Huntington students find success with robotics lessons

Huntington students find success with robotics lessons

Huntington middle school students smile with math teachers Christine Lofaro, far left, and Susan Llanes, far right. Photo by Kevin Redding

Huntington students taught the community a thing or two about computer science and coding at a board of education meeting Dec. 12.

Sixth-grader Sarah Crowin, along with fifth-graders Samantha McGloin, Ben Edgar McNerney and Uma Shtrom, showed those in attendance how they were able to make “math move” and come to life in creating their own mazes and games.

They explained how this new passion has helped them in other areas.

McGloin, a student at Jack Abrams STEM Magnet School, said coding helped her become a better problem solver.

“When you’re coding, it’s all trial and error,” she said at the meeting. “If something doesn’t work, there’s no pop-up explaining what to do … you have to know your lines of code and what you wrote to see what you did wrong and learn from it. It helps with perseverance because you have to work on something and there’s no such thing as overnight success.”

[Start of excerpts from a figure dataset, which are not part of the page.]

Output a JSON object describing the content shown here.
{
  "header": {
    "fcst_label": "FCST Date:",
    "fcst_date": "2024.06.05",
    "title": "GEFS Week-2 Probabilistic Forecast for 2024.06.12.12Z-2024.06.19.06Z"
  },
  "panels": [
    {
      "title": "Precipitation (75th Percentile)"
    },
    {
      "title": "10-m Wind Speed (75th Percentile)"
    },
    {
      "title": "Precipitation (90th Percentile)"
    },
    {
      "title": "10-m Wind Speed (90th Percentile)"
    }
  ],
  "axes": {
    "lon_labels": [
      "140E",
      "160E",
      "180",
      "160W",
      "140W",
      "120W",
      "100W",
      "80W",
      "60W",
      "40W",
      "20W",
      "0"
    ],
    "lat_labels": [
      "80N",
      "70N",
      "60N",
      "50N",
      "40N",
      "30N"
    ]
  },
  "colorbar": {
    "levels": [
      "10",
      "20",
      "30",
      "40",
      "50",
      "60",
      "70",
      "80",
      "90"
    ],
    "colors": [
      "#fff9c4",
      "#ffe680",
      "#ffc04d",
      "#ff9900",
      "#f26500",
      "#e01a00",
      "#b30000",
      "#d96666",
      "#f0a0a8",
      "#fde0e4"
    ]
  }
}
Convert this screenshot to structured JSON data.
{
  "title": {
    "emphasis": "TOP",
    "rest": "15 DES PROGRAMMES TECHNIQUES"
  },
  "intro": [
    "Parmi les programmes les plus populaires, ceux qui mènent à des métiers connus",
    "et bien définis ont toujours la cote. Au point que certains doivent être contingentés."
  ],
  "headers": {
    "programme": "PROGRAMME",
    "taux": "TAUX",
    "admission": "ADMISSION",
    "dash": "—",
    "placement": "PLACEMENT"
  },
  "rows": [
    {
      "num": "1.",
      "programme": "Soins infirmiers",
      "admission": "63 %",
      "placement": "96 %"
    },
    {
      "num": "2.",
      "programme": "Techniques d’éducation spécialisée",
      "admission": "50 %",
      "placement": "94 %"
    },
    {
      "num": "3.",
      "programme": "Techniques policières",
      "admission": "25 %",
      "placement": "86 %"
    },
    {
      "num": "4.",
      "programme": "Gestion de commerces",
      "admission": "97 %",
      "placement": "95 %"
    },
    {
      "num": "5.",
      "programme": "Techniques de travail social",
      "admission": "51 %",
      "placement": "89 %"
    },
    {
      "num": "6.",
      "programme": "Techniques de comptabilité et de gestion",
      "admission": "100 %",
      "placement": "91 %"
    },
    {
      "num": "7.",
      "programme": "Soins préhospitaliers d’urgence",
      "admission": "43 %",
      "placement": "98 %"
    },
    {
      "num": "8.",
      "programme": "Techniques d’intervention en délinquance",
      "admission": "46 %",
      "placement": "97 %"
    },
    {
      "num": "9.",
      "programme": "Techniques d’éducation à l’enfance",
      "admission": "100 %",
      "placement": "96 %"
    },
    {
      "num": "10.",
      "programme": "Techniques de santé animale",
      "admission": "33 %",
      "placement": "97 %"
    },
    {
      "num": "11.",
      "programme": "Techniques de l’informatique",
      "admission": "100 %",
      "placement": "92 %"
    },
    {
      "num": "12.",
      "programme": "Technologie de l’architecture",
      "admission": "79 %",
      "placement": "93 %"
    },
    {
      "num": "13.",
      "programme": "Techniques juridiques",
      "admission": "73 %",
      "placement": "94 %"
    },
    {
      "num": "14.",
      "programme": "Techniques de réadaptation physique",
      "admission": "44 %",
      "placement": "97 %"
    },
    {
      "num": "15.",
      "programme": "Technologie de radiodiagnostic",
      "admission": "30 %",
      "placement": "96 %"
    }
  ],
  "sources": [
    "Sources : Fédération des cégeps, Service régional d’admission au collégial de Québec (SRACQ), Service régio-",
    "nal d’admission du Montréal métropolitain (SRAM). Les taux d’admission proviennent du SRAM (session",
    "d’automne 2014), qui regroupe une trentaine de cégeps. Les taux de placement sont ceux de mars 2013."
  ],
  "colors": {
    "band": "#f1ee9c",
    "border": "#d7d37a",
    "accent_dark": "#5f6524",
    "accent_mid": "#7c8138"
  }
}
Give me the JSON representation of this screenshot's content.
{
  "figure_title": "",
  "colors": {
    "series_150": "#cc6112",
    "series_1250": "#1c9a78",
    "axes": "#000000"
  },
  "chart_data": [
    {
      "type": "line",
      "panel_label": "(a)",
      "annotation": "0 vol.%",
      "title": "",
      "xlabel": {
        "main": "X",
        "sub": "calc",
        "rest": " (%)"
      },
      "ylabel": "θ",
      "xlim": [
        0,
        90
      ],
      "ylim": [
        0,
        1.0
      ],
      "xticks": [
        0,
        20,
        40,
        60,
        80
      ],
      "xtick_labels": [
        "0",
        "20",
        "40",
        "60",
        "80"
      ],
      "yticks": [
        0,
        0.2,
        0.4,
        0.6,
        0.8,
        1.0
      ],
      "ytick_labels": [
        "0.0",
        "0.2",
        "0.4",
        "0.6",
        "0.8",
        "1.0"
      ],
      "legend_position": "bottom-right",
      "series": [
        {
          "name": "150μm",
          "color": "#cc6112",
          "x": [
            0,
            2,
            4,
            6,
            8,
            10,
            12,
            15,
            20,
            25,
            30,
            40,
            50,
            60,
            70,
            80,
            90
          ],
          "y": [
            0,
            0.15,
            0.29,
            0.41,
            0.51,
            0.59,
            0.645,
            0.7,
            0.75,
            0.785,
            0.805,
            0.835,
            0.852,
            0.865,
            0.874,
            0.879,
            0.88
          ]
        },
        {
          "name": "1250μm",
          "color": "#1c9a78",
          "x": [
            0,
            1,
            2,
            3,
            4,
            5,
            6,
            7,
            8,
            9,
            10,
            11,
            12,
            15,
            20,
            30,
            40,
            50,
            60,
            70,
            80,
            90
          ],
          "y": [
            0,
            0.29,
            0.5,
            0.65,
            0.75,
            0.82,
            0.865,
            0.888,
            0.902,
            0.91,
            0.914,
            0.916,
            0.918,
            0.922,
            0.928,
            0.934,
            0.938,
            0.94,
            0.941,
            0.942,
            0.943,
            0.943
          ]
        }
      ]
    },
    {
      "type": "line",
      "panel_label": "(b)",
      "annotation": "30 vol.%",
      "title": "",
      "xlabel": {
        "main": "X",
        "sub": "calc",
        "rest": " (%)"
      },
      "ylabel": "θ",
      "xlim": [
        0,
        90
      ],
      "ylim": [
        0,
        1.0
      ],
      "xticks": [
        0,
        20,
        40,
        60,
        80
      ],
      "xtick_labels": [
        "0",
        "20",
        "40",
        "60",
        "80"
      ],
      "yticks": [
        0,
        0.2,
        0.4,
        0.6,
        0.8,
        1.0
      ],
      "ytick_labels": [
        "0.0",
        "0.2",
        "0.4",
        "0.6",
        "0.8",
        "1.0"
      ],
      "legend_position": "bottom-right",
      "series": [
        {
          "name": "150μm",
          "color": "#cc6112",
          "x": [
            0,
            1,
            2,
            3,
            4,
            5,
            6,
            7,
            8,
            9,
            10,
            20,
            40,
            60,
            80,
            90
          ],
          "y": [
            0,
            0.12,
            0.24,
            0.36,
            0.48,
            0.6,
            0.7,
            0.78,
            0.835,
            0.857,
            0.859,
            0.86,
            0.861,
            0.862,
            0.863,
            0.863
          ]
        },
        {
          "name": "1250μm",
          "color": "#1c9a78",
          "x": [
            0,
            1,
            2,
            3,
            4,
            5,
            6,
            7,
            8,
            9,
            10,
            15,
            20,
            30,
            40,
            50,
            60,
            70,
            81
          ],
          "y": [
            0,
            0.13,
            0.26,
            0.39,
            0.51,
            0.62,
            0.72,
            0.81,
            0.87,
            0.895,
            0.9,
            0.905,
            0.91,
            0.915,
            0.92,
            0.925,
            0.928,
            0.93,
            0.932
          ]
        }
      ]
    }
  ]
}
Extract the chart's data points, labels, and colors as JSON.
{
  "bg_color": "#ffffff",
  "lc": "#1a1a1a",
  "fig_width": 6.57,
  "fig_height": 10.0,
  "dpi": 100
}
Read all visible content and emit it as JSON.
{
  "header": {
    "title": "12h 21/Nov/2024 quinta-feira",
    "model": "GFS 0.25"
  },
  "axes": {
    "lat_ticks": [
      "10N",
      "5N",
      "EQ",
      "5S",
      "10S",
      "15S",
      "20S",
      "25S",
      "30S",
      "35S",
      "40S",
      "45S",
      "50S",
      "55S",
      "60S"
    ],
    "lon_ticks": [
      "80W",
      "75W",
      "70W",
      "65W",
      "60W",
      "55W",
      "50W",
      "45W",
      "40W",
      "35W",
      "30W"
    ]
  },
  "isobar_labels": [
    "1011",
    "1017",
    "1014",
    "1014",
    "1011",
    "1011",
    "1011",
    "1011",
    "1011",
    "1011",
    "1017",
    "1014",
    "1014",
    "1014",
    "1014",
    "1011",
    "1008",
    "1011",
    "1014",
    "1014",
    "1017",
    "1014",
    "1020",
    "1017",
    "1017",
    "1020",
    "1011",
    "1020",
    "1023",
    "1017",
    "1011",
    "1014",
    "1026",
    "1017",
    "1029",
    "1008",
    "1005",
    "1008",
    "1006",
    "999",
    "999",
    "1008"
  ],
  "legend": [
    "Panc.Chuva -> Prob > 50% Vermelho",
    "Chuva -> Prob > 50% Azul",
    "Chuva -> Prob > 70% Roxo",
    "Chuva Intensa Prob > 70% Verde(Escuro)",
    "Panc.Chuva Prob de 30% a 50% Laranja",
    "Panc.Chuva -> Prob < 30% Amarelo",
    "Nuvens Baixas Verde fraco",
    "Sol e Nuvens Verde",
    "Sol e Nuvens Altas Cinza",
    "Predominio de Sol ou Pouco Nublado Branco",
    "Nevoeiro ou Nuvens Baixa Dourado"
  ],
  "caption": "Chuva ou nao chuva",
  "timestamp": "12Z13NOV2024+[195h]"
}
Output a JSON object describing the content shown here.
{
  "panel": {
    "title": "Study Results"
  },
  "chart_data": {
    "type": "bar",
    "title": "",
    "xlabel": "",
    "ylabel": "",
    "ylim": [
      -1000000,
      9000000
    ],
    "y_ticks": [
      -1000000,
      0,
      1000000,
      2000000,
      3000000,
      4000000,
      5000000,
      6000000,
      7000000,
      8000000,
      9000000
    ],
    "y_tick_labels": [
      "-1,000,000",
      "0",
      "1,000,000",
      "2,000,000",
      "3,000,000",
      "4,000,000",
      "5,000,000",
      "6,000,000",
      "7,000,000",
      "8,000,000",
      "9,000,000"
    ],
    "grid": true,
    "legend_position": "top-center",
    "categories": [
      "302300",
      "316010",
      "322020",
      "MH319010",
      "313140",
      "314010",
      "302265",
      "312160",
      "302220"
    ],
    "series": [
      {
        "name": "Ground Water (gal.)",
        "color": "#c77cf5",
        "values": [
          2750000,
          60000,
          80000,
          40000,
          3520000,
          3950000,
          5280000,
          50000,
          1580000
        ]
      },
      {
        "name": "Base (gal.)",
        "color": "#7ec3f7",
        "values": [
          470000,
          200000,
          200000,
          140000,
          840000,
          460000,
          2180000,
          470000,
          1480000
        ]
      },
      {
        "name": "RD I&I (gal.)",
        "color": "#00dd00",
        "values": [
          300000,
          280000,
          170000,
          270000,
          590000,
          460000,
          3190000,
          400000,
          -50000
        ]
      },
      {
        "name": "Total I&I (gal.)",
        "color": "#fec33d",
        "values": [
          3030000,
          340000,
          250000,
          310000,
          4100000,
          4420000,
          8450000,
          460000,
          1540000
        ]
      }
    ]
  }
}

She said coding has taught her to put all of her effort into something — otherwise it won’t work out the way you want it to.

Shtrom, also a student at Jack Abrams, said coding changed the way she thinks.

“When I see video games like Minecraft or Temple Run, I think about the coding conditions behind the game,” she said. “Coding had also helped me to better understand math concepts … like grid coordinates … x and y coordinates … and angles.”

Back in October, students at Woodhull Intermediate School and the STEM Magnet School started using the platform called kidOYO, or Kid On Your Own, in the classroom to create coding scripts and explore learning outcomes in the fields of computer science, engineering and entrepreneurship education.

This program, which Huntington has implemented in grades kindergarten through eighth, encourages students to demonstrate knowledge and problem solving skills through various programming tools.

Students of all ages within the district are able to access kidOYO from home as well as school, and so far they said they’ve been excited to learn and utilize this new language of code.

“It’s wonderful to see students engaged in this,” Christine Lofaro, a Huntington Response to Intervention math teacher, and one of the facilitators of the program said.

She said even though not all the students participating in the program are necessarily heavy academic students in terms of math and science, they love to do this and it’s never a chore to get them involved.

“I was in a kindergarten class on Friday and was thinking, “How am I going to do this with kindergarten students?” she said. “They were totally in it, totally in the game and excited, right from the get go.”

She and fellow Huntington RTI math teacher Susan Llanes had the opportunity to attend the “kidOYO Summer Experience” at Stony Brook University for three days in July and while there, they trained alongside computer science instructors and learned a lot about the benefits of the program, especially for young students.

They immediately brainstormed how they were going to bring this back to their school.

Lofaro and Llanes emailed principals and the district’s Director of Elementary Mathematics Marybeth Robinette about how to roll this out as soon as school was back in session in the fall.

Robinette said every 21st century student should have a chance to learn about algorithms, how to make an app, and learn how the internet works, just as they should know what photosynthesis and H2O are.

“Right now, there’s no expectation in our schools that students should even have a basic understanding of these concepts, even though they’re driving a large part of our society,” said Robinette.

The director of elementary mathematics said computer science is foundational and affects every field in residents’ lives. Whether it’s navigation systems on the road or computing breakthroughs in health care, every single day ,the trend of coding is growing in every single industry.

She explained that right now computing jobs are the number one source of new wages in the U.S.

“There are more than 500,000 job openings [in this field], but we’re not graduating kids from college with computer science degrees,” Robinette said. “One of the reasons is that kids don’t really know how computers work and think it’s really difficult and scary. But through kidOYO … we’re showing that all kids can participate in this.”